Cukai rokok dinyatakan resmi naik setelah Menteri Keuangan, Sri Mulyani, membuat pernyataan resmi pada 11.00 WIB hari ini. Beliau menyatakan bahwa Tahun 2021 seluruh tarif cukai rokok akan naik dengan rata-rata 12,5%.

Cukai Rokok Resmi Naik

Pagi ini telah dikeluarkan pernyataan resmi melalui siaran langsung Kementerian Keuangan yang disampaikan oleh Menteri Keuangan, Sri Mulyani, bahwa cukai rokok naik. Hal ini akan membuat mayoritas harga rokok di Indonesia akan mengalami kenaikan.

Berikut adalah rincian resmi kenaikan cukai rokok dari pernyataan resmi pagi ini yang dilansir dari CNBC Indonesia:

Sigaret Kretek Mesin

  • SKM 1 : Kenaikan Rp 125/Batang atau 16,9% [Tarif Cukai 2021 Rp 865/Batang)
  • SKM IIA : Rp 65/Batang atau 13,8% [Tarif Cukai 2021 Rp 535/Batang]
  • SKM IIIB : Rp 70/Batang atau 15,4% [Tarif Cukai 2021 Rp 525/Batang]

SPM atau Sigaret Putih Mesin

  • SPM I : Rp 145/Batang atau 18,4% [Tarif Cukai 2021 Rp 935/Batang]
  • SPM II A : Rp 80/Batang atau 16,5% [Tarif Cukai 2021 Rp 565/Batang]
  • SPM IIIB : Rp 470/Batang atau 18,1% [Tarif Cukai 2021 Rp 555/Batang]

Oleh karena itu, kemungkinan besar pada Tahun 2021 mayoritas harga rokok akan mengalami apresiasi yang cukup signifikan. Sehingga saham dari mayoritas emiten rokok kemungkinan besar akan merasakan sentimen negatif.

Saham Rokok Turun

Setelah kabar ini dipublikasi, terlihat bahwa pergerakan saham rokok mayoritas mengalami penurunan akibat dianggapnya kabar ini sebagai sentimen negatif. Pergerakan ini terlihat dari beberapa saham utama rokok yaitu saham RMBA, GGRM, dan HSMP.

Terlihat bahwa saham RMBA mengalami penurunan sekitar 1,52% dari mulainya publikasi Sri Mulyani hingga berakhirnya sesi perdagangan. Kemudian saham HSMP juga mengalami penurunan sekitar 2,12% bersama pemain besar lainnya yaitu GGRM yang juga turun 0,85%.

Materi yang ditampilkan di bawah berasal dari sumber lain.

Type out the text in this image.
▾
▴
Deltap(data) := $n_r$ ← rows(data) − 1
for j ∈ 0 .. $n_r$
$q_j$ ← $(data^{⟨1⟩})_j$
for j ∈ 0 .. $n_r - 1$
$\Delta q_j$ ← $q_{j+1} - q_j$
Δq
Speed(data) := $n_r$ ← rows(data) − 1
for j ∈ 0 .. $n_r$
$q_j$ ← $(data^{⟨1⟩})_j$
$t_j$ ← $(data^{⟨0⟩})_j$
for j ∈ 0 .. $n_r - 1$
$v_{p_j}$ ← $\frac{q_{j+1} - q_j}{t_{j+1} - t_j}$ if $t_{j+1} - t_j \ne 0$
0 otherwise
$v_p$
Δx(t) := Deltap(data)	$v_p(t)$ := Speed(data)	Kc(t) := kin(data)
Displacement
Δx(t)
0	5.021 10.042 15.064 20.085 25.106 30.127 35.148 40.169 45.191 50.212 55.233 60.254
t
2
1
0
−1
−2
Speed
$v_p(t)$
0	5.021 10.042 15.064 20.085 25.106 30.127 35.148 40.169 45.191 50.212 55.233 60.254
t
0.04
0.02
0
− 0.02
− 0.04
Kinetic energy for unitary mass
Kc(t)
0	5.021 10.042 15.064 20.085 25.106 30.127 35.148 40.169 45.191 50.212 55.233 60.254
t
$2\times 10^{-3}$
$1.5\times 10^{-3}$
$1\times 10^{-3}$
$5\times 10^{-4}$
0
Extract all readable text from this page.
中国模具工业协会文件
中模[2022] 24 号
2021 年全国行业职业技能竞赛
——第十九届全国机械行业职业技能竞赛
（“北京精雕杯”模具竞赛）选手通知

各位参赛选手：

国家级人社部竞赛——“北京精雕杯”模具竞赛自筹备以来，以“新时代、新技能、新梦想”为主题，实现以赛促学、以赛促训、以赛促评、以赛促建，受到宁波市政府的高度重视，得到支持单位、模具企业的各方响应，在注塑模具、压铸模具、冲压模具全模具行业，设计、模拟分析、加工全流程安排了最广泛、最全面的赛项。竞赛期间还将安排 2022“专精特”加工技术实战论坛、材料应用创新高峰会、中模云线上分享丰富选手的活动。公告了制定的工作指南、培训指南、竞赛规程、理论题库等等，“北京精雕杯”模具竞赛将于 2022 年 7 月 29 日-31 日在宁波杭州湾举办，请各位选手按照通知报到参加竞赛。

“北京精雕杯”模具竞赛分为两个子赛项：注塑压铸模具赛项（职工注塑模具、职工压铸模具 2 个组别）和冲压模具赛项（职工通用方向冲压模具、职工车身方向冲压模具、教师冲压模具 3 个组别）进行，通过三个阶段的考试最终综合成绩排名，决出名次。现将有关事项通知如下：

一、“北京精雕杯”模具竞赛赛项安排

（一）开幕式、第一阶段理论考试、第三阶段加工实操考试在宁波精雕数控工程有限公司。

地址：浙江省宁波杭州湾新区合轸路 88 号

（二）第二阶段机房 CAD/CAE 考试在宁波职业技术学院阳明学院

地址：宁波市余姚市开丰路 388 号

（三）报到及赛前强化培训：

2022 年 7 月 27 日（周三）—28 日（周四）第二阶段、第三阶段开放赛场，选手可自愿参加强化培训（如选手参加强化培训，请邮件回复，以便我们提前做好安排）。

Baca juga: PTBA Bergerak Rentan Akibat Apresiasi Sebelumnya

Oleh karena itu, kemungkinan besar dengan adanya kabar ini, pergerakan mayoritas saham rokok akan terlihat turun akibat sentimen ini. Hal ini didasarkan oleh pergerakan saham di awal tahun ini yang turun setelah sebelumnya cukai rokok juga naik.

Namun, mengingat rokok yang saat ini juga mulai bergerak sebagai kebutuhan primer untuk sebagian masyarakat, kemungkinan depresiasi tidak akan terlalu dalam. Namun, seluruh kemungkinan masih dapat terjadi akibat kenaikan ini yang tergolong juga signifikan.